Con un conciso gesto, William había indicado a un sirviente que se ocupara del equipaje de Gloria. Mientras el hombre llevaba las maletas al hotel, Gloria siguió a Tamatea por el elegante vestíbulo. En realidad ya tendría que estar acostumbrada, pero los hoteles cosmopolitas en los que solían hospedarse sus padres siempre intimidaban a la joven. Tamatea, por su parte, se desenvolvía con toda naturalidad en ese mundo de ricos y famosos. La anciana maorí se desplazaba con el mismo aplomo por los parqués y alfombras orientales del Ritz como por los pastizales de las llanuras de Canterbury.

—La llave de Gloria Martyn, por favor. Es la hija de Kura-maro-tini.

Tamatea no vacilaba en dar instrucciones al conserje, que a todas luces carecía de experiencia en su puesto. Al menos Gloria nunca lo había visto ahí. Como era inevitable advirtió su mirada perpleja de «¡Esta es la hija de…!». La muchacha se ruborizó.

—La señora Martyn ya la está esperando —señaló el conserje—. Pero lamentablemente no tengo una llave especial para usted, señorita Martyn. Su familia ha reservado una suite en la que hay una habitación de la que puede disponer.

Gloria asintió. En el fondo prefería una habitación individual. Tras el período en el internado, le seducía de la posibilidad de estar sola y de cerrar la puerta tras de sí. Aunque de todas formas sus padres no solían retirarse temprano, porque o bien acudían a conciertos o bien había alguna recepción o fiesta a la que estaban invitados.

La suite se encontraba en el piso superior del hotel. Gloria entró en el ascensor con un ligero estremecimiento, como siempre. A Tamatea parecía sucederle igual.

—Si los dioses hubieran querido que los seres humanos se dirigieran a los brazos de Rangi, les habrían dado alas —susurró a Gloria cuando el ascensorista les mostró de modo rutinario la maravillosa vista de ese rellano. La anciana maorí no concedió a Londres ni una sola mirada, sino que enseguida llamó a la puerta de la suite.
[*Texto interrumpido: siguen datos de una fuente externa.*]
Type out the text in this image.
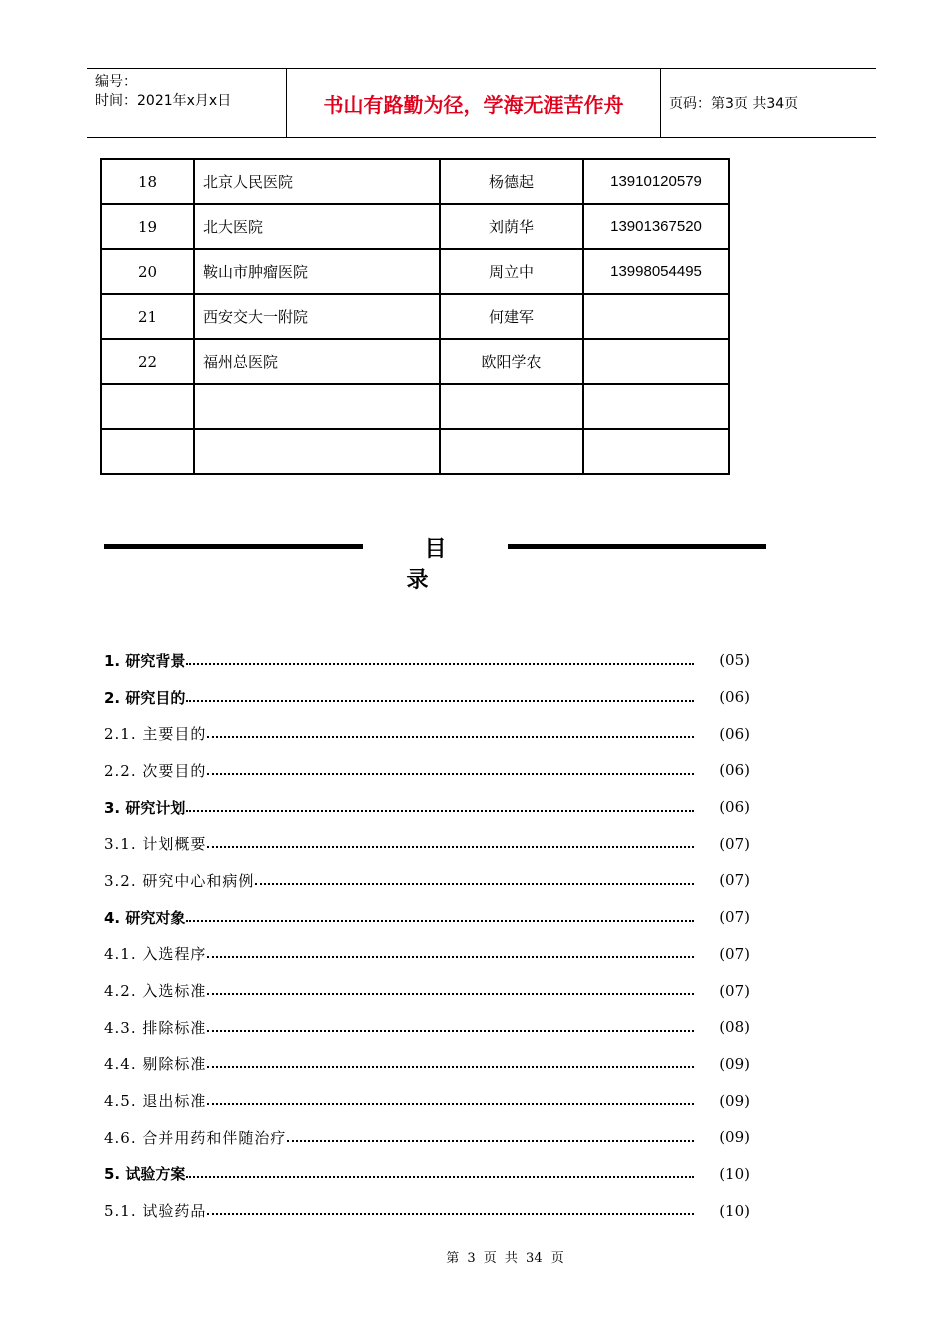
编号：
时间：2021年x月x日	书山有路勤为径，学海无涯苦作舟	页码：第3页 共34页
18	北京人民医院	杨德起	13910120579
19	北大医院	刘荫华	13901367520
20	鞍山市肿瘤医院	周立中	13998054495
21	西安交大一附院	何建军	
22	福州总医院	欧阳学农	

目录
1. 研究背景	(05)
2. 研究目的	(06)
2.1. 主要目的	(06)
2.2. 次要目的	(06)
3. 研究计划	(06)
3.1. 计划概要	(07)
3.2. 研究中心和病例	(07)
4. 研究对象	(07)
4.1. 入选程序	(07)
4.2. 入选标准	(07)
4.3. 排除标准	(08)
4.4. 剔除标准	(09)
4.5. 退出标准	(09)
4.6. 合并用药和伴随治疗	(09)
5. 试验方案	(10)
5.1. 试验药品	(10)
第 3 页 共 34 页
—¡Pasen! —dijo Kura-maro-tini como si cantara también esta palabra tan sencilla con su voz clara y melodiosa.

Aunque en realidad era mezzosoprano, alcanzaba a interpretar la mayoría de los papeles de soprano. Por otra parte, la amplitud de su registro llegaba hasta las notas de una contralto. Tenía una voz privilegiada que aprovechaba en sus interpretaciones de la música maorí. Además, las canciones tribales no solían ser complicadas, tal vez porque el arreglista de Kura también había acabado utilizándolas más como fuente de inspiración de sus propias composiciones que como base de arreglos especiales.

—¡Gloria! ¡Ven aquí conmigo! ¡Llevo horas esperándote! —Kura Martyn estaba sentada al piano repasando unas partituras, pero enseguida se levantó y se dirigió a Gloria con gesto de impaciencia. Su aspecto era jovial y ágil, en absoluto se habría dicho que tenía una hija de diecinueve años. Kura, que había tenido a Gloria siendo muy joven, tenía treinta y tantos años.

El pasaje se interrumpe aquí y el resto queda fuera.